Having finished reviewing all the Iron Man 3 toys of any consequence, we go back to what we were doing before: reviewing Iron Man 2 toys.
There was a time when James Rhodes was just a guy in a suit, battling bad guys and having a blast, just like his friend Tony Stark.
But that time is long past. Now, Rhodey is nothing but War Machine. Most of his original body has been replaced with machines, and every ounce of metal in him is focused on one task - battling evil.

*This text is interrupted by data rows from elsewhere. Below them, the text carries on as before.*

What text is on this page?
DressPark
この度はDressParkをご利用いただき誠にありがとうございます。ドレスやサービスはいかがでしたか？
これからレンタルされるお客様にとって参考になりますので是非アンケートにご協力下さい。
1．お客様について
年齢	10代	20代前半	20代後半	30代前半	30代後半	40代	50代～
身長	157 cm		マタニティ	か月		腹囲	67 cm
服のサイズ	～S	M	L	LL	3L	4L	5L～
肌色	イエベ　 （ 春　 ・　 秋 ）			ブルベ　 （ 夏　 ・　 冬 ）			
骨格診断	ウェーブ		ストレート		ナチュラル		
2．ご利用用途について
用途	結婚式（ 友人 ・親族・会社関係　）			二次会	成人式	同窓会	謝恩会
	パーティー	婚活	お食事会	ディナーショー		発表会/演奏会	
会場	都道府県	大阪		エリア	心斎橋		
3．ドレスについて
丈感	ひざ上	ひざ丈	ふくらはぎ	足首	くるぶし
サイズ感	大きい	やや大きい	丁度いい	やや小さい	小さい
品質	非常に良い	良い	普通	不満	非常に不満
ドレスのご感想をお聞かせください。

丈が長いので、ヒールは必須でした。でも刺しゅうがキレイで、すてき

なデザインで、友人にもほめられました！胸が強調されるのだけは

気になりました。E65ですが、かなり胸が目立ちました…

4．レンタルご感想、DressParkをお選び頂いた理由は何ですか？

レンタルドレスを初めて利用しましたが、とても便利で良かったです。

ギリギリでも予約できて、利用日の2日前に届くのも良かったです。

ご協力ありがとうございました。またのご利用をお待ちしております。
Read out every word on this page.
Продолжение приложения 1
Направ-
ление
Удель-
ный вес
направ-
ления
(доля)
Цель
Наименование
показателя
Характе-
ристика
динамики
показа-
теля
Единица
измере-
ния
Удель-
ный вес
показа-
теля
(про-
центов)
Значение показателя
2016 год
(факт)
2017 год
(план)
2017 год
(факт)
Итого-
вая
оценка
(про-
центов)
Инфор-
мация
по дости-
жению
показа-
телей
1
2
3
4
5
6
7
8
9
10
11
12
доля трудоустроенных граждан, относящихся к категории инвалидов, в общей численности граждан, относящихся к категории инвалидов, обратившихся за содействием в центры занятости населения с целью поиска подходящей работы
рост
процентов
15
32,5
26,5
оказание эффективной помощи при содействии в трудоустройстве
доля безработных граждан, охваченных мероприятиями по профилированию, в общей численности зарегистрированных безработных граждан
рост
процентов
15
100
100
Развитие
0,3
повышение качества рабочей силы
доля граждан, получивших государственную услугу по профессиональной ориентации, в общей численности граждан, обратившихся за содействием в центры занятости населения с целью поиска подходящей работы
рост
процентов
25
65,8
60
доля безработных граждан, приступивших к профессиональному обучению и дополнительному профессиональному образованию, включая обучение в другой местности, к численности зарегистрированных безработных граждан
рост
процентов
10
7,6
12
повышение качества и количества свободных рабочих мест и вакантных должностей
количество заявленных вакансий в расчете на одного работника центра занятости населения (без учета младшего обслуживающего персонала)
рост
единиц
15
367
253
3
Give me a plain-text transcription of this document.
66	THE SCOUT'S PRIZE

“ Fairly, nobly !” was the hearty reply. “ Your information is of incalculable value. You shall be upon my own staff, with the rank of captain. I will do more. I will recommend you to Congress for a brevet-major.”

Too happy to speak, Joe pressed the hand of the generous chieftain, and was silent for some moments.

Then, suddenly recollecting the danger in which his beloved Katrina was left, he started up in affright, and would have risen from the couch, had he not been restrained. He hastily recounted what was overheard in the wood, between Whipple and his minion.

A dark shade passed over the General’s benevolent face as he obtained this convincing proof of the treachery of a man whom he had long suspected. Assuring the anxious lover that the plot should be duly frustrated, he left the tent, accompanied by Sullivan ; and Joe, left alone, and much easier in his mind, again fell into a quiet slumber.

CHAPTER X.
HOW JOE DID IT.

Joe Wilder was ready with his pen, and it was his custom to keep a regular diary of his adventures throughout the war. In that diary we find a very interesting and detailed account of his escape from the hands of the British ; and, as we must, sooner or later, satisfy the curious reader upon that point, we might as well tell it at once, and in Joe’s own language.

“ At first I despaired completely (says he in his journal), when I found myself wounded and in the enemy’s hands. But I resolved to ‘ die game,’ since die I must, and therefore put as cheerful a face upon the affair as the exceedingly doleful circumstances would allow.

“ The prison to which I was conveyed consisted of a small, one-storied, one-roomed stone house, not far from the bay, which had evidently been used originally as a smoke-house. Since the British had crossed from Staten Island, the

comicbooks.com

Yes, this is the fourth IM2 War Machine figure we've reviewed, the third comic-based one, and the second in the 4" scale. That means we've now officially reviewed more War Machine toys from that toyline than we've reviewed Iron Men! Still not as many as the Hammer Drones, though. Anyway, as to that bio: while testing fighter jets in Dubai, Rhodey was blown up by terrorists, losing large chunks of his body; Tony Stark rushed to the scene to rebuild him, Bionic Man style, but it unfortunately forced Rhodey to rely on the armor to keep him alive. Of course, none of this was actually shown in the comics until after the fact - he just showed up looking like Terminator and we were left to wonder what happened.
When we say he looked like the Terminator, that's not exaggeration: when he took his helmet off, he literally had a half-skeletal/robotic face under there. Since this toy is too small for a removable faceplate, it accomplishes the same effect by means of a second head. The one he's wearing in the package has the metal visage and one creepy red eye.
Below the neck, this is a pretty bog-standard War Machine suit.
Technically it's supposed to be the same design as the Initiative armor, but the art in the book where this design comes from (War Machine: Weapon of SHIELD) shifted pretty quickly, and this toy is true to that book's look. Rather than the smooth arms and legs of the original Variable Threat Response Battle Suit, this one has segmented armor. The boots come up higher onto the thighs, just like Iron Man's did at the time, and there are rounded plates on the back of the hands. This really is just a black version of the Extremis armor, huh? Well, Tony designed it for him, and that's where his head was at the time. The lines of the suit are less curvy and more blocky, to imply strength.
In true War Machine fashion,
the figure is covered with guns. All the weapons on this toy are taken directly from the opening sequence of War Machine #1: he has a Gatling gun on his left shoulder, a four-tube rocket launcher on his right shoulder, and machine guns on both forearms. The shoulder weapons are mounted on rails that allow them to slide up and down, and there's a pivot point on each so you can aim them. We don't get any kind of blast effects for the guns, but it's still a nice complement of destruction.
The Iron Man 2 toys all come with "Armor Cards," three 2x3 cards that display info about the armor. The back card is solid, while the other two are clear - overlay them, and you get a complete picture of the armor in question. The torso is on one card, the legs on another, and the head and arms on the third. Buy multiple toys, and you can "design" your own armors. There's a URL printed on the side, but it just redirects to Marvel's site. If there was ever a plan to have a game or something attached to the cards, it never came to be, leaving these forever just a display element. The cards fit into slots at the back of the included display base, which actually makes for a rather nice showcase for the figure.
War Machine, like Mandarin, was released at the tail end of the Iron Man 2 toyline, so he never showed up in stores. And so, also like Mandarin, I had to order him from Will's World of Wonder. Good price and good service, but it always feels like admitting a loss when you have to buy something online instead of in person.